Die Hamburgische Barockoper ist offensichtlich eine Mischgattung aus Opera seria, Buffa, Gesellschaftskritik, die der Satire manchmal recht nahe kommt, bürgerlichem Selbstbewusstsein  und Metatheater. Die Regie nimmt diese Eigentümlichkeiten der Gattung auf, verstärkt und konkretisiert sie. Kaiser Karl selber inszeniert das Stück, schaut von außen zu, geistert durch die Szene, durch Kulissen und Hinterbühne, ohne von den Handelnden bemerkt zu werden. Erst als Töchterchen Emma es zu bunt treibt und den verliebten Sekretär Eginhard verführt, greift er selber in das Geschehen ein, wird zum rächenden Tyrannen, der sich ganz gemäß den Gattungszwängen der  Opera seria im lieto fine zum alles verzeihenden milden Herrscher wandelt. Hofnarr Steffen, nicht im Narrenkostüm, sondern im Outfit unserer Zeit, fällt die doppelte Rolle des Regieassistenten und des Gesellschaftskritikers zu. Und das zweite Paar, secondo uomo und seconda donna,  dürfen das konventionelle Liebespaar der Opera seria mimen. Und damit auch die Buffa präsent ist, gibt es noch ein drittes Paar, das Dienerpaar : die mit Witz begabte junge Zofe und den leicht tölpelhaften Kammerdiener, der am Ende das Nachsehen hat.

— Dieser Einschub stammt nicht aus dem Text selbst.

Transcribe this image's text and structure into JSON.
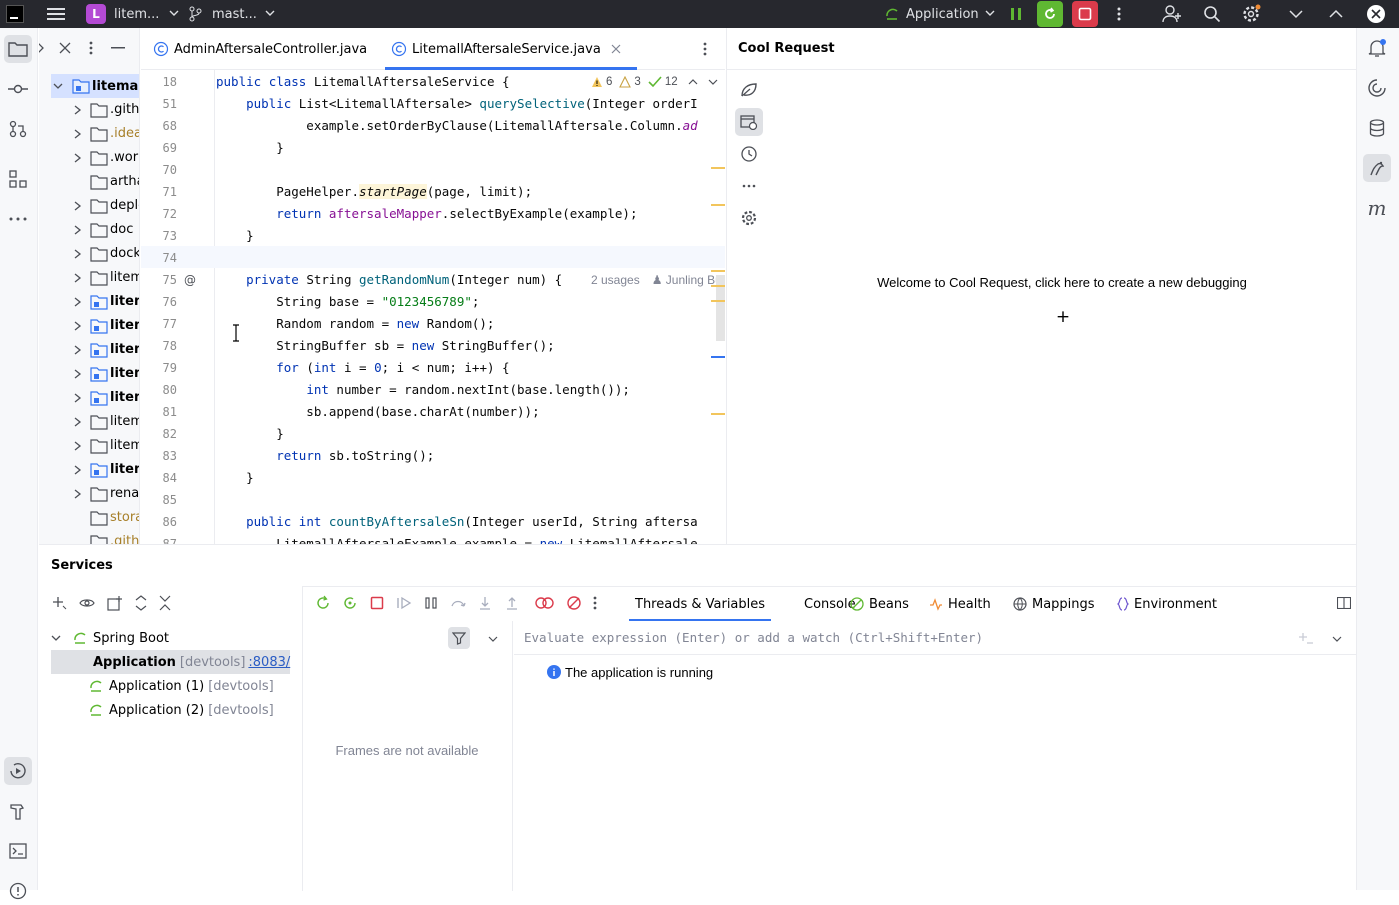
{
  "titlebar": {
    "project_badge": "L",
    "project_name": "litem...",
    "branch": "mast...",
    "run_config": "Application"
  },
  "project_tree": {
    "root": "litemall",
    "items": [
      {
        "label": ".githu",
        "bold": false,
        "expandable": true,
        "muted": false
      },
      {
        "label": ".idea",
        "bold": false,
        "expandable": true,
        "muted": true
      },
      {
        "label": ".work",
        "bold": false,
        "expandable": true,
        "muted": false
      },
      {
        "label": "artha",
        "bold": false,
        "expandable": false,
        "muted": false
      },
      {
        "label": "deplo",
        "bold": false,
        "expandable": true,
        "muted": false
      },
      {
        "label": "doc",
        "bold": false,
        "expandable": true,
        "muted": false
      },
      {
        "label": "dock",
        "bold": false,
        "expandable": true,
        "muted": false
      },
      {
        "label": "litem",
        "bold": false,
        "expandable": true,
        "muted": false
      },
      {
        "label": "litem",
        "bold": true,
        "expandable": true,
        "muted": false
      },
      {
        "label": "litem",
        "bold": true,
        "expandable": true,
        "muted": false
      },
      {
        "label": "litem",
        "bold": true,
        "expandable": true,
        "muted": false
      },
      {
        "label": "litem",
        "bold": true,
        "expandable": true,
        "muted": false
      },
      {
        "label": "litem",
        "bold": true,
        "expandable": true,
        "muted": false
      },
      {
        "label": "litem",
        "bold": false,
        "expandable": true,
        "muted": false
      },
      {
        "label": "litem",
        "bold": false,
        "expandable": true,
        "muted": false
      },
      {
        "label": "litem",
        "bold": true,
        "expandable": true,
        "muted": false
      },
      {
        "label": "renar",
        "bold": false,
        "expandable": true,
        "muted": false
      },
      {
        "label": "stora",
        "bold": false,
        "expandable": false,
        "muted": true
      },
      {
        "label": ".githu",
        "bold": false,
        "expandable": false,
        "muted": true
      }
    ]
  },
  "editor": {
    "tabs": [
      {
        "label": "AdminAftersaleController.java",
        "active": false
      },
      {
        "label": "LitemallAftersaleService.java",
        "active": true
      }
    ],
    "inspections": {
      "warnings": "6",
      "weak_warnings": "3",
      "ok": "12"
    },
    "lines": [
      {
        "num": "18",
        "code": "public class LitemallAftersaleService {"
      },
      {
        "num": "51",
        "code": "    public List<LitemallAftersale> querySelective(Integer orderI"
      },
      {
        "num": "68",
        "code": "            example.setOrderByClause(LitemallAftersale.Column.ad"
      },
      {
        "num": "69",
        "code": "        }"
      },
      {
        "num": "70",
        "code": ""
      },
      {
        "num": "71",
        "code": "        PageHelper.startPage(page, limit);"
      },
      {
        "num": "72",
        "code": "        return aftersaleMapper.selectByExample(example);"
      },
      {
        "num": "73",
        "code": "    }"
      },
      {
        "num": "74",
        "code": ""
      },
      {
        "num": "75",
        "code": "    private String getRandomNum(Integer num) {"
      },
      {
        "num": "76",
        "code": "        String base = \"0123456789\";"
      },
      {
        "num": "77",
        "code": "        Random random = new Random();"
      },
      {
        "num": "78",
        "code": "        StringBuffer sb = new StringBuffer();"
      },
      {
        "num": "79",
        "code": "        for (int i = 0; i < num; i++) {"
      },
      {
        "num": "80",
        "code": "            int number = random.nextInt(base.length());"
      },
      {
        "num": "81",
        "code": "            sb.append(base.charAt(number));"
      },
      {
        "num": "82",
        "code": "        }"
      },
      {
        "num": "83",
        "code": "        return sb.toString();"
      },
      {
        "num": "84",
        "code": "    }"
      },
      {
        "num": "85",
        "code": ""
      },
      {
        "num": "86",
        "code": "    public int countByAftersaleSn(Integer userId, String aftersa"
      },
      {
        "num": "87",
        "code": "        LitemallAftersaleExample example = new LitemallAftersale"
      }
    ],
    "usages_hint": "2 usages",
    "author_hint": "Junling Bu"
  },
  "cool_request": {
    "title": "Cool Request",
    "welcome": "Welcome to Cool Request, click here to create a new debugging",
    "plus": "+"
  },
  "services": {
    "title": "Services",
    "tree": {
      "group": "Spring Boot",
      "apps": [
        {
          "name": "Application",
          "suffix": "[devtools]",
          "link": ":8083/",
          "selected": true
        },
        {
          "name": "Application (1)",
          "suffix": "[devtools]",
          "link": "",
          "selected": false
        },
        {
          "name": "Application (2)",
          "suffix": "[devtools]",
          "link": "",
          "selected": false
        }
      ]
    },
    "tabs": [
      "Threads & Variables",
      "Console",
      "Beans",
      "Health",
      "Mappings",
      "Environment"
    ],
    "frames_empty": "Frames are not available",
    "evaluate_placeholder": "Evaluate expression (Enter) or add a watch (Ctrl+Shift+Enter)",
    "status": "The application is running"
  }
}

Es mag ja sein- so deutet es die Gebrauchsanweisung im Programmheft an – dass die Regie auch ein wenig die Liebesdiskurse durchdeklinieren wollte: die standesgemäße konventionelle ‚ Liebe‘ beim zweiten Paar, die burleske Liebe beim Dienerpaar, die ‚Liebe als Passion‘ avant la lettre beim ersten Paar. Diese Liebe sollte zugleich eine Utopie sein, eine Liebe zwischen dem bürgerlichen Intellektuellen und der Prinzessin, einem Intellektuellen,  der nicht durch heroische Taten, sondern mit ,Diskursmacht‘, mit der Macht der Rede und des Gesangs, die Märchenprinzessin gewinnt: Schneewittchen von Kostüm und Maske und Bühnenerscheinung.

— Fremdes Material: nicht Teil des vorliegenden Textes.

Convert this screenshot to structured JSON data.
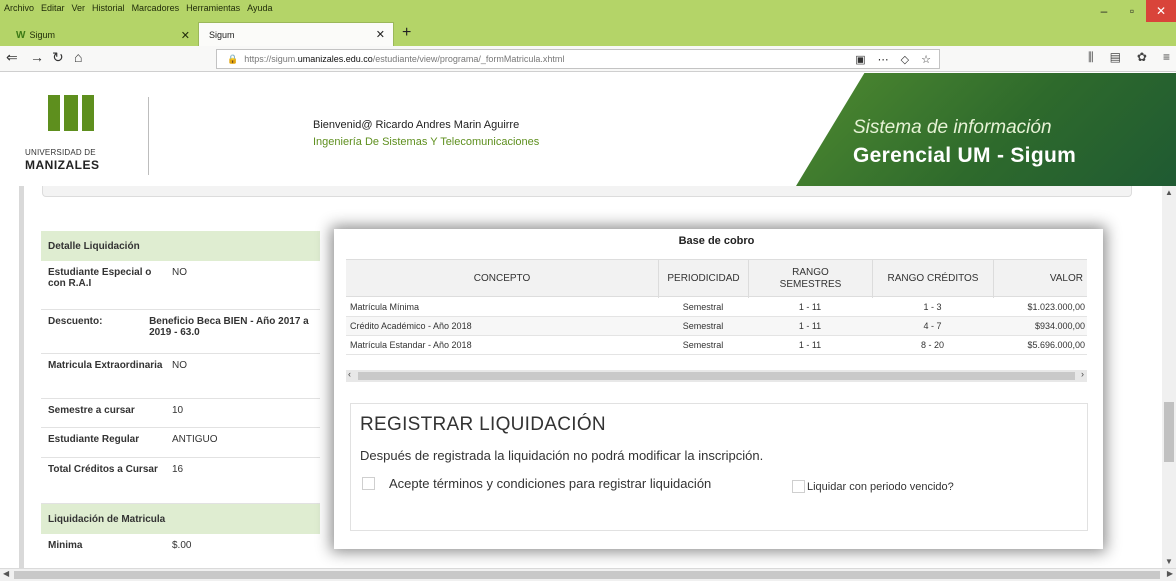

So wäre denn letztlich die Hamburgische Barockoper ein Märchenspiel und ein Bürgertraum vom Aufstieg über alle Standesschranken hinweg. Erinnern wir uns, dass gut zwei Jahrzehnte zuvor Händel in seiner Hamburger Oper Almira einen ähnlichen Traum hatte, den Traum aber im Finale verwarf. Der Sekretär, den Prinzessin Almira sich zum Gemahl erwählt hat, erweist sich dank des Deus ex machina als Hochadliger, der von seiner Herkunft nichts wußte.

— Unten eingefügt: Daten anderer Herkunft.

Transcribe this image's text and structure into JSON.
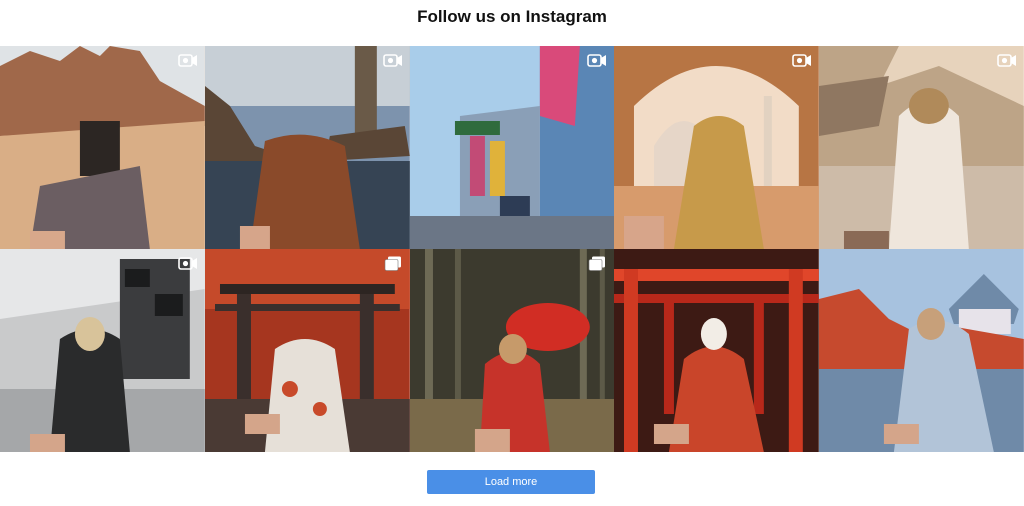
{
  "header": {
    "title": "Follow us on Instagram"
  },
  "posts": [
    {
      "badge": "video-icon",
      "scene": "desert-canyon",
      "colors": [
        "#e7c7a4",
        "#c98a5e",
        "#8e5a3c",
        "#4a3a36"
      ]
    },
    {
      "badge": "video-icon",
      "scene": "coastal-lighthouse",
      "colors": [
        "#7f95b3",
        "#6d5c4b",
        "#2e3b4d",
        "#8c4a2a"
      ]
    },
    {
      "badge": "video-icon",
      "scene": "colorful-city",
      "colors": [
        "#9cc3e6",
        "#5d8bb8",
        "#c24b76",
        "#2d3c55"
      ]
    },
    {
      "badge": "video-icon",
      "scene": "taj-mahal",
      "colors": [
        "#f0cfb2",
        "#d99b6f",
        "#b77544",
        "#7a4a2c"
      ]
    },
    {
      "badge": "video-icon",
      "scene": "modern-architecture",
      "colors": [
        "#e9d5bd",
        "#b79a7d",
        "#6f5846",
        "#f4ede4"
      ]
    },
    {
      "badge": "video-icon",
      "scene": "airport-luggage",
      "colors": [
        "#c9cacb",
        "#8f9193",
        "#3b3c3e",
        "#1b1c1d"
      ]
    },
    {
      "badge": "gallery-icon",
      "scene": "torii-autumn",
      "colors": [
        "#a6361f",
        "#d45a2e",
        "#3a2f2c",
        "#e6e0d8"
      ]
    },
    {
      "badge": "gallery-icon",
      "scene": "bamboo-umbrella",
      "colors": [
        "#4c4a3a",
        "#7a6a4a",
        "#d12d24",
        "#2c2a22"
      ]
    },
    {
      "badge": "none",
      "scene": "fushimi-inari",
      "colors": [
        "#b8281a",
        "#e0462a",
        "#3d1a14",
        "#f2ede6"
      ]
    },
    {
      "badge": "none",
      "scene": "osaka-castle",
      "colors": [
        "#9fb9d8",
        "#c64a2e",
        "#6f8aa8",
        "#e7e3ea"
      ]
    }
  ],
  "actions": {
    "load_more_label": "Load more"
  }
}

Von der trüben Langeweile, die Händels Oper auszeichnet, hat Telemanns Oper in der Berliner Aufführung nichts. Hier gelingt in Musik und Szene ein Glanzstück.
Allgemeine  Begeisterung im Publikum – und dies zu Recht. Alles ist so perfekt und wunderschön. Und doch fehlt irgendetwas. Ich weiß nicht, was es ist. Ist es vielleicht der Zauber, der von Musik und Szene ausgehen könnte, auf den man  vergeblich wartet? Nein, das ist es wohl nicht. Der Perfektion, wie sie Maestro Jacobs und Theatermacherin Höckmayr bieten, fehlt etwas Entscheidendes. Es ist alles so perfekt – und so  kalt und so seelenlos. Es singen und spielen Marionetten.

Wir sahen die Aufführung am 29. April, die 2. Vorstellung. Die Premiere war am 26. April 2015.